Dalam penelusuran langsung ke Kantor Disbudpar Aceh, tim saranNews gagal mendapatkan kejelasan mengenai besaran anggaran promosi maupun alasan belum maksimalnya pendanaan untuk program digitalisasi animasi museum. Pihak bagian umum yang ditemui menyatakan tidak memiliki kewenangan dan mengarahkan konfirmasi langsung kepada Kepala Dinas.

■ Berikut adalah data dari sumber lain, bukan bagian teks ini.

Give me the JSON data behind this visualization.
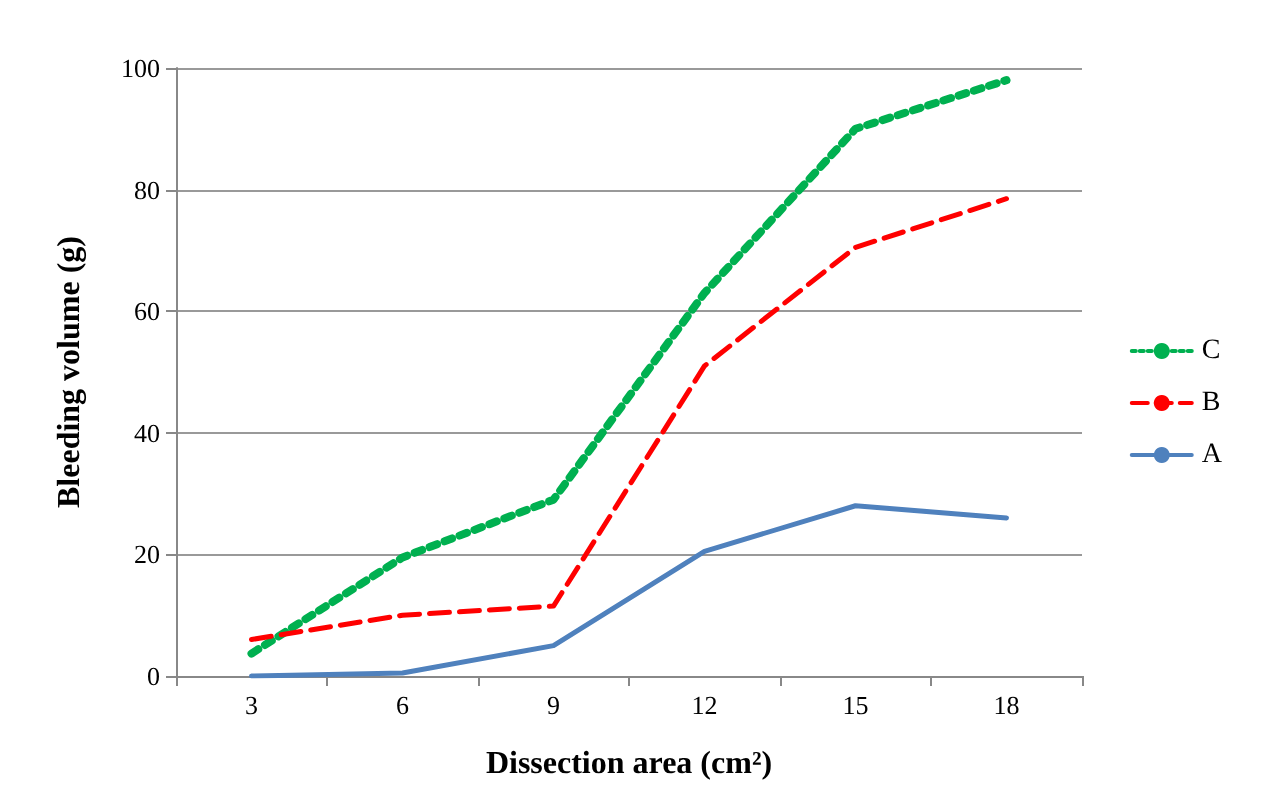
{
  "chart_data": {
    "type": "line",
    "xlabel": "Dissection area (cm²)",
    "ylabel": "Bleeding volume (g)",
    "categories": [
      "3",
      "6",
      "9",
      "12",
      "15",
      "18"
    ],
    "series": [
      {
        "name": "C",
        "color": "#00b050",
        "line_style": "dotted",
        "values": [
          3.7,
          19.5,
          29,
          63,
          90,
          98
        ]
      },
      {
        "name": "B",
        "color": "#ff0000",
        "line_style": "dashed",
        "values": [
          6,
          10,
          11.5,
          51,
          70.5,
          78.5
        ]
      },
      {
        "name": "A",
        "color": "#4f81bd",
        "line_style": "solid",
        "values": [
          0,
          0.5,
          5,
          20.5,
          28,
          26
        ]
      }
    ],
    "ylim": [
      0,
      100
    ],
    "yticks": [
      0,
      20,
      40,
      60,
      80,
      100
    ],
    "grid": "y",
    "legend": "right",
    "marker": "none"
  }
}
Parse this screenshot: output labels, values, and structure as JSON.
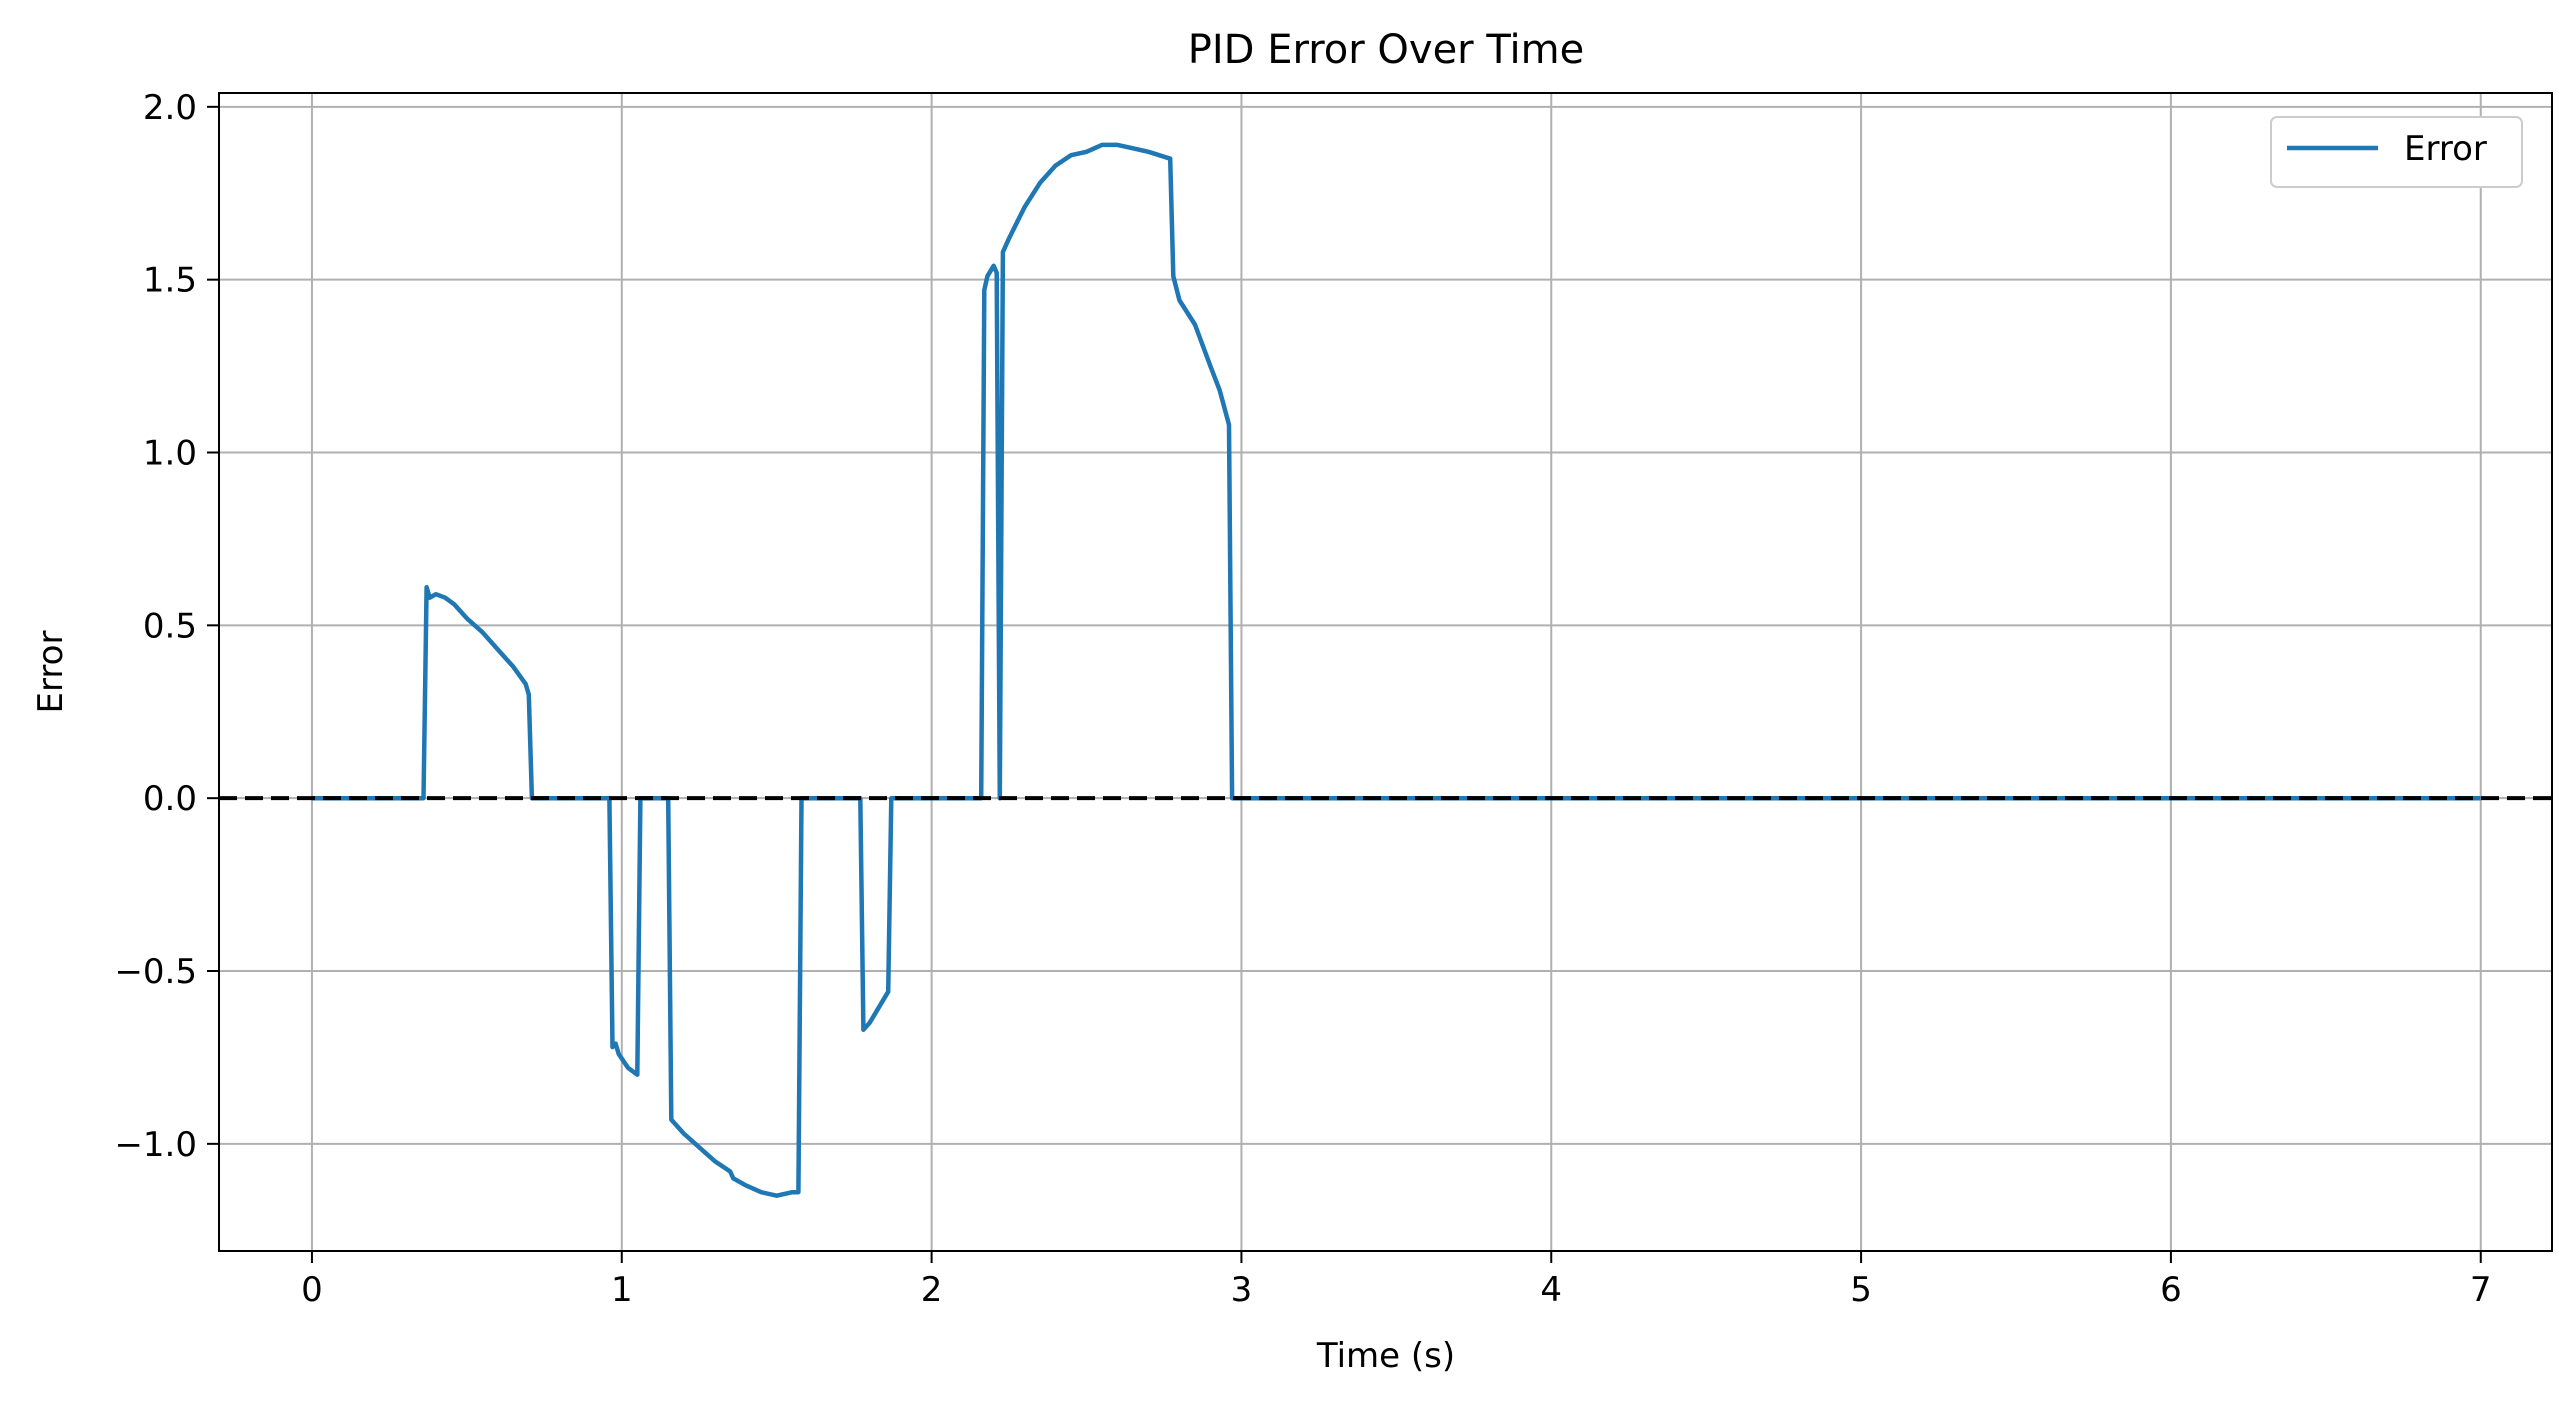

Ketertutupan data ini memicu pertanyaan kritis mengenai komitmen pemerintah dalam menjaga etalase sejarah daerah di era digital. Hingga berita ini diturunkan, Kepala Disbudpar Aceh belum berhasil ditemui untuk memberikan keterangan resmi. saranNews akan terus mengawal penelusuran ini hingga angka pasti dalam dokumen APBA 2026 terungkap ke publik. (TPI)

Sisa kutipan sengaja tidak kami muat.